Nei primi anni ‘70, come quasi tutti i giovani che all’epoca si interessavano di cinema, ero infatuato dai registi della cosiddetta Nuova Hollywood: Bob Rafelson, Dennis Hopper, Hal Ashby, Martin Scorsese, Francis Ford Coppola e molti altri - alcuni dei quali oggi considerati giustamente molto marginali - nonché Peter Bogdanovich, di cui avevo molto apprezzato L’ultimo spettacolo, un film che consiglio tutt’oggi di guardare anche se non è che sia di quelli che ti tira su il morale (il film, non io).
Ero rimasto però perplesso perché avevo letto una dichiarazione di Bogdanovich che sminuiva i nuovi registi, del cui gruppo pensavo facesse parte, per lodare assai i grandi maestri del passato che, in quel periodo, erano quasi tutti ancora in attività benché magari ritenuti sorpassati: Hawks, Ford, Hitchcock, Dwan e così via. Non riuscivo a capire il perché di tanto disprezzo per i maestri del presente, così ricchi di “contenuti”, e di così tanta ammirazione per quelli che da molti venivano ritenuti al più degli abili artigiani, magari di lusso, ma pur sempre artigiani. Mi sembrava snobismo. Ovviamente, mi sbagliavo e aveva ragione lui, Bogdanovich, che, prima che regista, era stato critico e ancor prima appassionato spettatore e, soprattutto, aveva conosciuto e intervistato (e avrebbe, cosa ancora più incredibile, continuato a farlo anche una volta divenuto un famoso regista) molti di quei maestri, analizzandone gli stili e raccogliendone le confidenze e le memorie. Un po’ come, coincidenza non casuale, Truffaut con Hitchcock (ma con Hitchcock anche Bogdanovich ha parlato parecchio).

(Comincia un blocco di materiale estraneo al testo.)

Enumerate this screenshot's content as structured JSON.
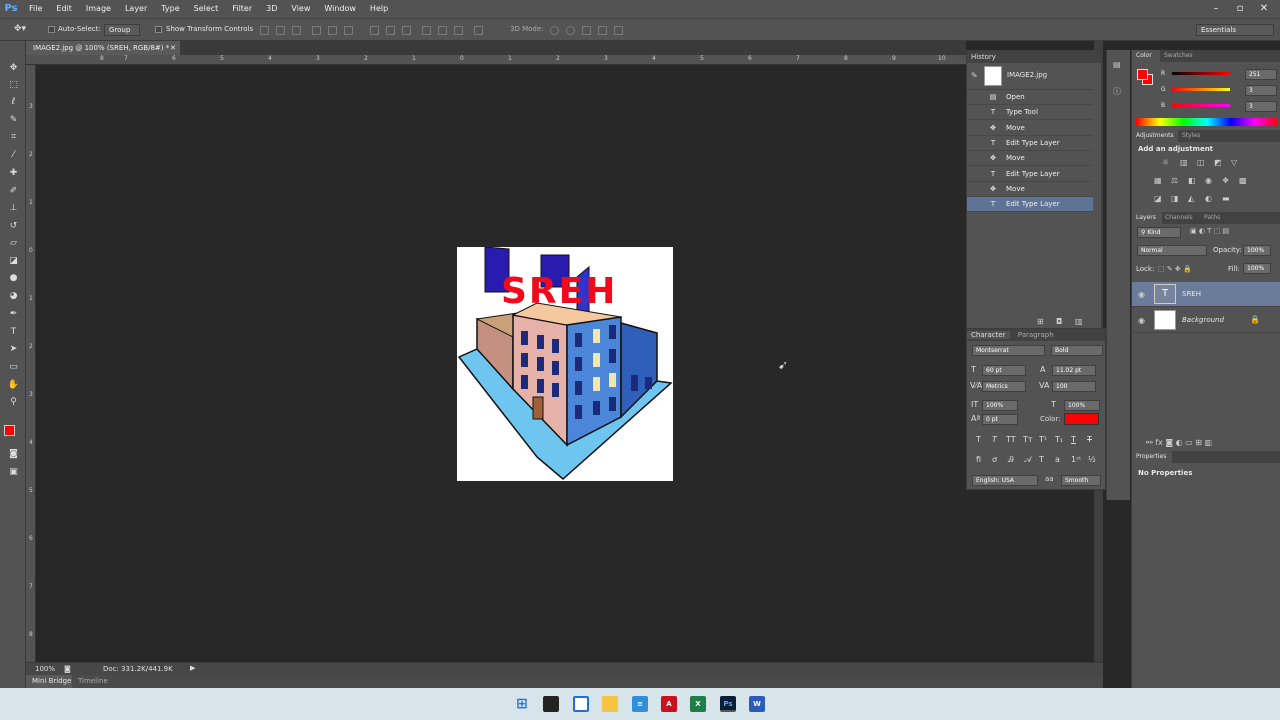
{
  "menubar": {
    "logo": "Ps",
    "items": [
      "File",
      "Edit",
      "Image",
      "Layer",
      "Type",
      "Select",
      "Filter",
      "3D",
      "View",
      "Window",
      "Help"
    ]
  },
  "options": {
    "auto_select": "Auto-Select:",
    "group": "Group",
    "show_transform": "Show Transform Controls",
    "mode_3d": "3D Mode:",
    "workspace": "Essentials"
  },
  "document": {
    "tab_title": "IMAGE2.jpg @ 100% (SREH, RGB/8#) *",
    "ruler_top": [
      "8",
      "7",
      "6",
      "5",
      "4",
      "3",
      "2",
      "1",
      "0",
      "1",
      "2",
      "3",
      "4",
      "5",
      "6",
      "7",
      "8",
      "9",
      "10"
    ],
    "ruler_left": [
      "3",
      "2",
      "1",
      "0",
      "1",
      "2",
      "3",
      "4",
      "5",
      "6",
      "7",
      "8"
    ],
    "artwork_text": "SREH",
    "zoom": "100%",
    "doc_size": "Doc: 331.2K/441.9K",
    "bottom_tabs": [
      "Mini Bridge",
      "Timeline"
    ]
  },
  "history": {
    "tab": "History",
    "snapshot": "IMAGE2.jpg",
    "items": [
      {
        "icon": "doc",
        "label": "Open"
      },
      {
        "icon": "T",
        "label": "Type Tool"
      },
      {
        "icon": "move",
        "label": "Move"
      },
      {
        "icon": "T",
        "label": "Edit Type Layer"
      },
      {
        "icon": "move",
        "label": "Move"
      },
      {
        "icon": "T",
        "label": "Edit Type Layer"
      },
      {
        "icon": "move",
        "label": "Move"
      },
      {
        "icon": "T",
        "label": "Edit Type Layer"
      }
    ],
    "selected_index": 7
  },
  "character": {
    "tabs": [
      "Character",
      "Paragraph"
    ],
    "font_family": "Montserrat",
    "font_style": "Bold",
    "size": "60 pt",
    "leading": "11.02 pt",
    "kerning": "Metrics",
    "tracking": "100",
    "vscale": "100%",
    "hscale": "100%",
    "baseline": "0 pt",
    "color_label": "Color:",
    "language": "English: USA",
    "antialias": "Smooth",
    "swatch_color": "#fb0303"
  },
  "color_panel": {
    "tabs": [
      "Color",
      "Swatches"
    ],
    "r_label": "R",
    "g_label": "G",
    "b_label": "B",
    "r": "251",
    "g": "3",
    "b": "3",
    "foreground": "#fb0303"
  },
  "adjustments": {
    "tabs": [
      "Adjustments",
      "Styles"
    ],
    "heading": "Add an adjustment"
  },
  "layers": {
    "tabs": [
      "Layers",
      "Channels",
      "Paths"
    ],
    "kind": "Kind",
    "blend": "Normal",
    "opacity_label": "Opacity:",
    "opacity": "100%",
    "lock_label": "Lock:",
    "fill_label": "Fill:",
    "fill": "100%",
    "items": [
      {
        "name": "SREH",
        "type": "text",
        "selected": true
      },
      {
        "name": "Background",
        "type": "image",
        "selected": false
      }
    ]
  },
  "properties": {
    "tab": "Properties",
    "text": "No Properties"
  },
  "taskbar": {
    "apps": [
      "windows-start",
      "task-view",
      "snap",
      "file-explorer",
      "notepad",
      "acrobat",
      "excel",
      "photoshop",
      "word"
    ]
  }
}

Il risultato di tanto acume e di tanta passione è un libro (Chi ha fatto quel film?, Fandango), un tomone di 1320 pagine (non è un errore di battitura, sono proprio 1320) che se lo leggi a letto, come ho fatto io, ti procura un notevole peso sullo stomaco o ti regala bicipiti (o qualunque altro muscolo deputato al sostegno) poderosi, ma anche una lettura di raffinato piacere.
Le interviste sono quasi tutte corpose e tutte molto interessanti, Quelle che mi hanno istantaneamente fatto decidere, con la loro presenza, che dovevo averlo sono quelle a Edgar Ulmer e a Joseph H. Lewis, due maestri sin troppo poco lodati per quello che hanno fatto. Detour e La sanguinaria sono film che da soli garantiscono loro l’Olimpo dei registi, ma oltre a quelli ne hanno fatti molti altri di assoluto valore. Anzi, basterebbe, per Lewis, la sola sequenza della rapina in La sanguinaria per dargli la patente di genio, per l’inventiva e la brillantezza mostrata. Leggere in questo libro perché ha deciso di fare quella sequenza in quel modo è un tributo alla sua genialità perché nulla è dovuto al caso.
Oltre a loro sono intervistati (e in alcuni casi sono interviste che da sole potrebbero essere un volume): Robert Aldrich, George Cukor, Allan Dwan, Howard Hawks, Alfred Hitchcock, Chuck Jones, Fritz Lang, Sidney Lumet, Leo McCarey, Otto Preminger, Don Siegel, Josef von Sternberg, Frank Tashlin, Raoul Walsh. E scusate se è poco. Spesso al tramonto, talvolta in momenti di difficoltà per salute o guai finanziari, ma comunque capaci di comunicare anche con poche parole la singolarità della loro arte. Destini diversi uniti dalla passione per il loro lavoro.
Chi è interessato di cinema non può non leggere questo libro. E dopo averlo fatto dovrebbe leggere Chi c’è in quel film?, libro gemello dedicato agli attori, scritto da Bogdanovich e sempre edito, qui in Italia, da Fandango. Oppure se vuole può cominciare da quello e poi passare a questo. O magari leggerli alternativamente. Ma non contemporaneamente.
La risposta che non si trova in questi libri è però come mai Bogdanovich che di certo aveva preso le lezioni giuste ed era partito alla grande (con Bersagli e L’ultimo spettacolo) non sia poi riuscito a dare continuità qualitativa alla sua carriera. Cose che succedono.